Durante la última, y no tan lejana, etapa de Daniel Passarella como técnico, River penaba, era vencido o goleado por rivales de muchísima menor jerarquía en sus apellidos: Caracas, Argentinos, Tigre, el propio Gimnasia jujeño. Ahora no hay resultados catastróficos, aunque sí derrotas en continuado que provocan crisis más difíciles de extirpar, porque River se vuelve a acostumbrar a perder, del mismo modo que para cualquier trabajador se torna habitual viajar en trenes y subtes abarrotados. La responsabilidad, está claro, es de todos. Dirigentes, jugadores, cuerpo técnico. De cada uno de los que entra a la cancha, y de cada uno de los que no da el máximo en los entrenamientos como para ganarle el puesto al que está jugando (jugando mal, claro, porque es obvio que nadie juega bien). Si el 0-1 ante los jujeños se hubiera producido en el Monumental, el clima sería irrespirable. Si la continuidad de Diego Simeone depende de que el entrenador vea, intuya, perciba una reacción sanguínea, una muestra del grupo de que se puede salir... Ni siquiera hay síntomas de supervivencia en la Copa Sudamericana. Debe vencer a Chivas, en Guadalajara, por cualquier resultado que no sea 1-0. Misión que, a esta altura, suena a ciencia ficción.

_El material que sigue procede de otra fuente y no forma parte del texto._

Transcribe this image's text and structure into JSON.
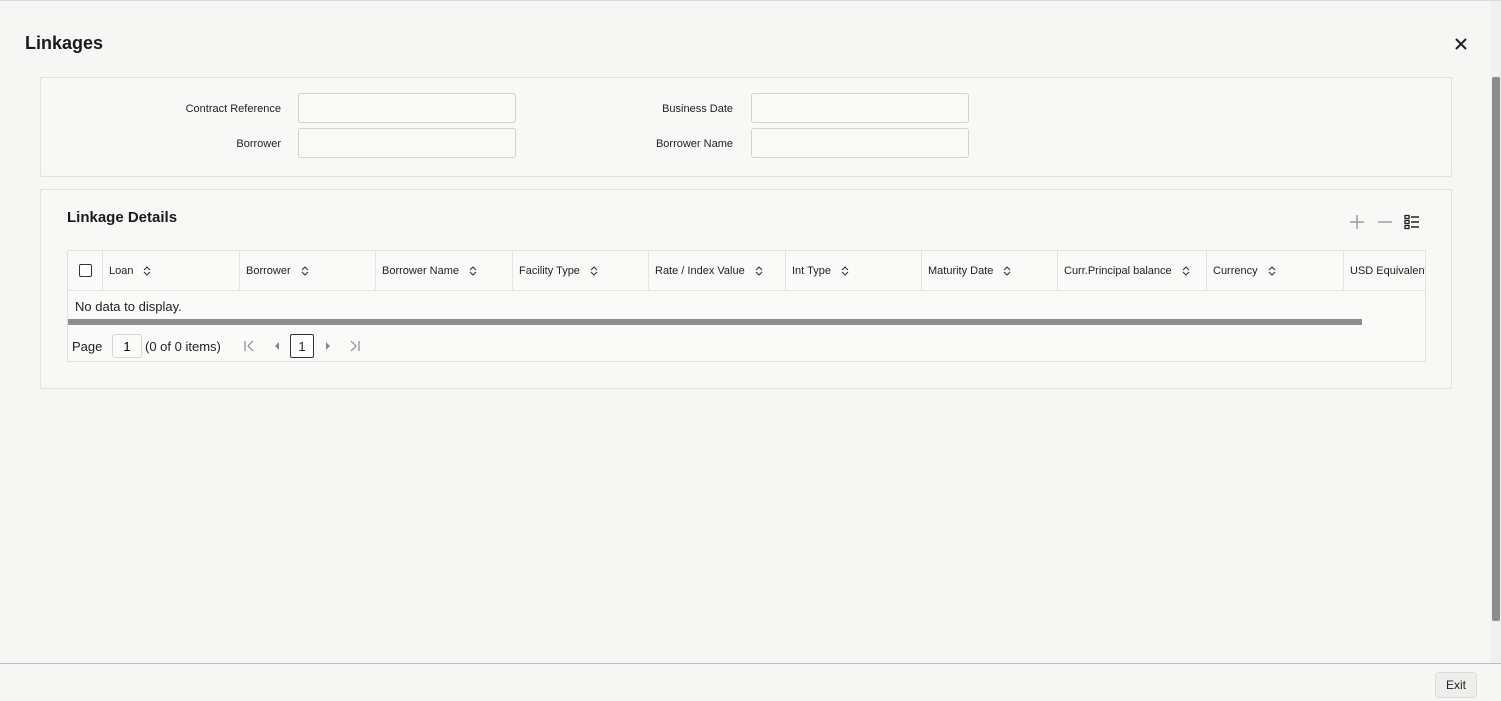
{
  "window": {
    "title": "Linkages",
    "close_icon": "close-icon"
  },
  "form": {
    "contract_reference": {
      "label": "Contract Reference",
      "value": ""
    },
    "business_date": {
      "label": "Business Date",
      "value": ""
    },
    "borrower": {
      "label": "Borrower",
      "value": ""
    },
    "borrower_name": {
      "label": "Borrower Name",
      "value": ""
    }
  },
  "linkage_details": {
    "title": "Linkage Details",
    "toolbar": {
      "add_icon": "plus-icon",
      "remove_icon": "minus-icon",
      "columns_icon": "column-list-icon"
    },
    "columns": [
      "Loan",
      "Borrower",
      "Borrower Name",
      "Facility Type",
      "Rate / Index Value",
      "Int Type",
      "Maturity Date",
      "Curr.Principal balance",
      "Currency",
      "USD Equivalent"
    ],
    "empty_text": "No data to display.",
    "pager": {
      "label": "Page",
      "current_page": "1",
      "items_text": "(0 of 0 items)",
      "page_button": "1"
    }
  },
  "footer": {
    "exit_label": "Exit"
  },
  "colors": {
    "accent": "#161513",
    "scrollbar": "#8d8d8d",
    "background": "#f6f6f5"
  }
}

Buonanotte no es ni la cuarta parte del Enano picante que era en el Clausura. Abelairas pierde el puesto. Falcao no le acierta al arco. Flores no acierta un pase a un compañero. Y así podría seguirse, trocando apellidos según la ocasión, según la rotación, según el rival que esté enfrente. A River, a este River que acumula nueve partidos sin victorias en el fútbol doméstico y que apenas registra tres en el semestre (una ante Central, justamente el que lo acompaña en la cola del torneo, y un par ante Defensor Sporting), sólo le queda la Sudamericana para no hundirse en un fin de año triste, en el que pocos recordarán la vuelta olímpica en el campeonato pasado, revoleando camisetas. Porque las camiseta se cayeron. Están en el piso. Hechas un trapo.